Scientists at Johns Hopkins have outlined a new path for potential therapies to combat inflammation associated with sinusitis and asthma based on a new understanding of the body's earliest immune response in the nose and sinus cavities.
Researchers say their findings, to be published in the May edition of the Journal of Allergy and Clinical Immunology, are the first evidence describing how viral agents, such as the rhinovirus responsible for the common cold, can kick start the body's mobilization of immune white blood cells in the moist mucous membrane lining of the nasal passages.
While such responses are key to maintain health in the face of pathogens, they can also become a source of illness due to resulting inflammation. This can lead to potentially life-long problems, including tissue swelling, nasal polyp formation, sneezing, stuffy and runny nose, sore throat, cough, headache, chills, fever and difficulty breathing.
Thus, blocking these reactions, the researchers point out, could interrupt the cascade of feel-awful symptoms that ensue.
The focus of the study is B7-related proteins, called B7 homologs, which trip white blood cell response in a pathogen attack.
Using purified cold virus and its genetic material as bait, the scientists found that production of two B7 homologs spiked in response: Levels of B7-H1 jumped almost ninefold and levels of B7-DC tripled.
Until now, says senior study investigator Jean Kim, MD, PhD, viruses were known to reside in and infect the physical epithelium, invading surface membrane cells and revving up the immune system's main blood cell defenses, "but no one knew the major steps involved in or precisely how this immune response was triggered."
"The inside surface of our nose and sinuses is much more than a protective cover, and we have good scientific evidence to show that epithelial cells on these mucosal membranes are very powerful mediators -- middlemen -- in diseases that result in inflammation," adds Kim. An assistant professor at the Johns Hopkins University School of Medicine and an expert in the molecular origins of inflammation, Kim is also an authority on nasal and sinus infections.

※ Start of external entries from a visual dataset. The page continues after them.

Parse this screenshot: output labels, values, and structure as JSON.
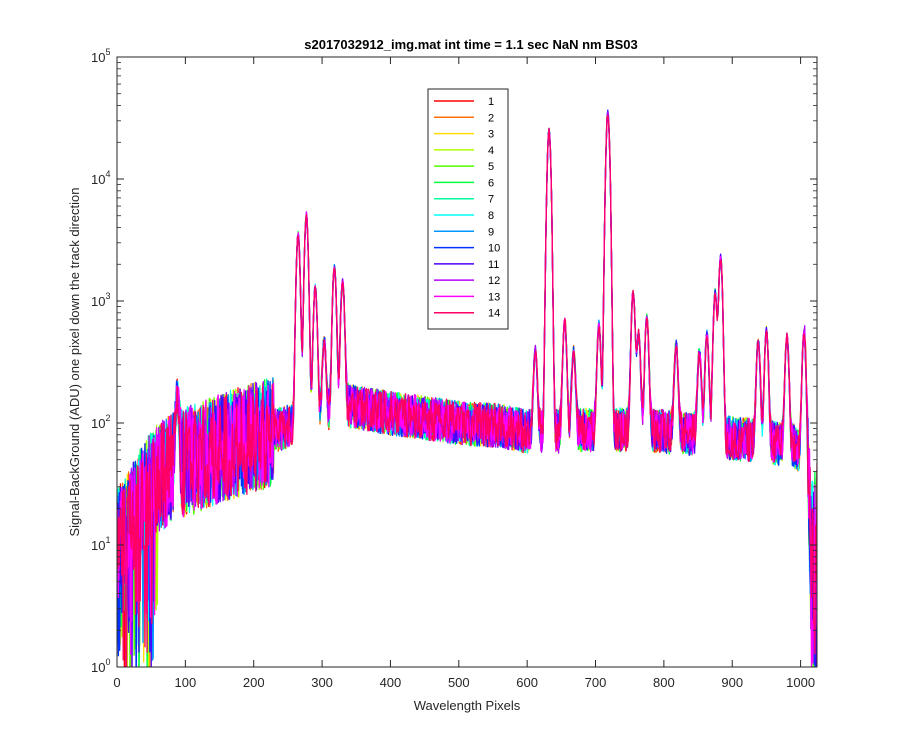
{
  "chart_data": {
    "type": "line",
    "title": "s2017032912_img.mat int time = 1.1 sec  NaN nm BS03",
    "xlabel": "Wavelength Pixels",
    "ylabel": "Signal-BackGround (ADU) one pixel down the track direction",
    "xlim": [
      0,
      1024
    ],
    "ylim": [
      1,
      100000
    ],
    "yscale": "log",
    "xticks": [
      0,
      100,
      200,
      300,
      400,
      500,
      600,
      700,
      800,
      900,
      1000
    ],
    "xtick_labels": [
      "0",
      "100",
      "200",
      "300",
      "400",
      "500",
      "600",
      "700",
      "800",
      "900",
      "1000"
    ],
    "yticks": [
      {
        "value": 1,
        "base": "10",
        "exp": "0"
      },
      {
        "value": 10,
        "base": "10",
        "exp": "1"
      },
      {
        "value": 100,
        "base": "10",
        "exp": "2"
      },
      {
        "value": 1000,
        "base": "10",
        "exp": "3"
      },
      {
        "value": 10000,
        "base": "10",
        "exp": "4"
      },
      {
        "value": 100000,
        "base": "10",
        "exp": "5"
      }
    ],
    "grid": false,
    "legend_position": "top-center",
    "baseline": {
      "x": [
        0,
        20,
        40,
        60,
        80,
        100,
        120,
        140,
        160,
        180,
        200,
        220,
        240,
        255,
        265,
        280,
        300,
        330,
        400,
        500,
        560,
        600,
        640,
        700,
        750,
        800,
        850,
        900,
        950,
        990,
        1005,
        1015,
        1024
      ],
      "y": [
        10,
        15,
        25,
        35,
        42,
        48,
        52,
        58,
        64,
        70,
        76,
        82,
        90,
        95,
        100,
        98,
        110,
        140,
        120,
        100,
        95,
        85,
        85,
        88,
        88,
        85,
        80,
        75,
        70,
        65,
        50,
        8,
        12
      ]
    },
    "peaks": [
      {
        "x": 265,
        "y": 3500
      },
      {
        "x": 277,
        "y": 5000
      },
      {
        "x": 290,
        "y": 1200
      },
      {
        "x": 303,
        "y": 350
      },
      {
        "x": 318,
        "y": 1800
      },
      {
        "x": 330,
        "y": 1300
      },
      {
        "x": 88,
        "y": 110
      },
      {
        "x": 612,
        "y": 300
      },
      {
        "x": 632,
        "y": 25000
      },
      {
        "x": 655,
        "y": 600
      },
      {
        "x": 668,
        "y": 300
      },
      {
        "x": 705,
        "y": 550
      },
      {
        "x": 718,
        "y": 35000
      },
      {
        "x": 755,
        "y": 1100
      },
      {
        "x": 763,
        "y": 450
      },
      {
        "x": 775,
        "y": 650
      },
      {
        "x": 818,
        "y": 350
      },
      {
        "x": 852,
        "y": 300
      },
      {
        "x": 863,
        "y": 450
      },
      {
        "x": 875,
        "y": 1100
      },
      {
        "x": 883,
        "y": 2200
      },
      {
        "x": 938,
        "y": 400
      },
      {
        "x": 950,
        "y": 500
      },
      {
        "x": 980,
        "y": 450
      },
      {
        "x": 1005,
        "y": 500
      }
    ],
    "series": [
      {
        "name": "1",
        "color": "#ff0000"
      },
      {
        "name": "2",
        "color": "#ff6f00"
      },
      {
        "name": "3",
        "color": "#ffdc00"
      },
      {
        "name": "4",
        "color": "#b4ff00"
      },
      {
        "name": "5",
        "color": "#50ff00"
      },
      {
        "name": "6",
        "color": "#00ff3c"
      },
      {
        "name": "7",
        "color": "#00ffa0"
      },
      {
        "name": "8",
        "color": "#00ffff"
      },
      {
        "name": "9",
        "color": "#0096ff"
      },
      {
        "name": "10",
        "color": "#0032ff"
      },
      {
        "name": "11",
        "color": "#5000ff"
      },
      {
        "name": "12",
        "color": "#b400ff"
      },
      {
        "name": "13",
        "color": "#ff00ff"
      },
      {
        "name": "14",
        "color": "#ff0064"
      }
    ]
  }
}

Moreover, Kim notes, study results demonstrate how the body's immune system is interconnected, where one key part, the physical lining that filters out and captures invading viruses and environmental allergens, can trigger the other key part, which leads to targeted white blood cell action.
"Now that we have a better understanding of the immune pathway, we can start to develop therapies that could potentially block the triggering reactions for sinusitis and asthma, which are both made worse when people are infected with the common cold virus," she says.
Sinusitis is the most common respiratory complaint in the United States. The condition is often linked with asthma, which affects more than 30 million, including 9 million children. Each year, 62 million Americans catch a cold.
The study also explains a common failure in current therapy.
According to Kim, nasal and oral steroids are frequently prescribed for many of the 15 percent of the American adult population who suffer from sinusitis, nasal polyps or asthma. Steroids complement drugs taken for symptomatic relief, such as decongestants and pain relievers.
But corticosteroid drugs, she says, do not work for everyone and their effectiveness often wanes over time.
This may be related to the B7 homolog triggers in the mucous membranes, Kim says, as study results showed that corticosteroid therapy does not fully shut down or prevent their overproduction.
In the study's first set of experiments, researchers found that levels of two of five key proteins tested, B7-H1 and B7-DC, rose sharply after samples of nasal cell concentrate were exposed to genetic material from cold viruses. Spiked production was detected using antibodies chemically tagged to glow when bonded to a specific B7 homolog. However, when researchers pretreated the cell scrapings with a well-known anti-inflammatory corticosteroid, called flucticasone propionate, the drug failed to stop overproduction of either B7-H1 or B7-DC.
In the final set of study experiments, six adult volunteers were infected with the cold virus and monitored for variations in their immune response during infection, which typically lasts a week to 10 days.
Analysis of daily scrapings of surface cells lining the nose showed that production of B7-H1 and B7-DC peaked on the second and third days, when cold symptoms were also at their worst. These protein levels, as a measure of severity of the immune response, dropped quickly afterwards, and at the same time as scores of symptom severity went down. It was this evidence that verified the triggering connection between the cold virus and the immune white cell response inside the nose and sinuses, says Kim.
Kim says that researchers' next steps are to analyze the biological control mechanisms for producing the B7 homologs in the nasal lining, and to map out any chemical interactions that result, to look for ways of breaking the cycle of inflammation involved in sinusitis, asthma and colds.
The study, which ran from 2003 to 2007, was funded by the National Institutes of Health and the Flight Attendant Medical Research Institute. Sinusitis afflicts thousands of flight attendants who were exposed to secondhand smoke before the habit was banned on airlines in the late 1980s.
Besides Kim, other Hopkins investigators involved in this research were Lowella Heinecke, BA, and Scherer Sanders, PhD. Further assistance was provided by David Proud, PhD, at the University of Calgary, in Canada; and Robert Schleimer, PhD, at Northwestern University's Feinberg School of Medicine, in Chicago.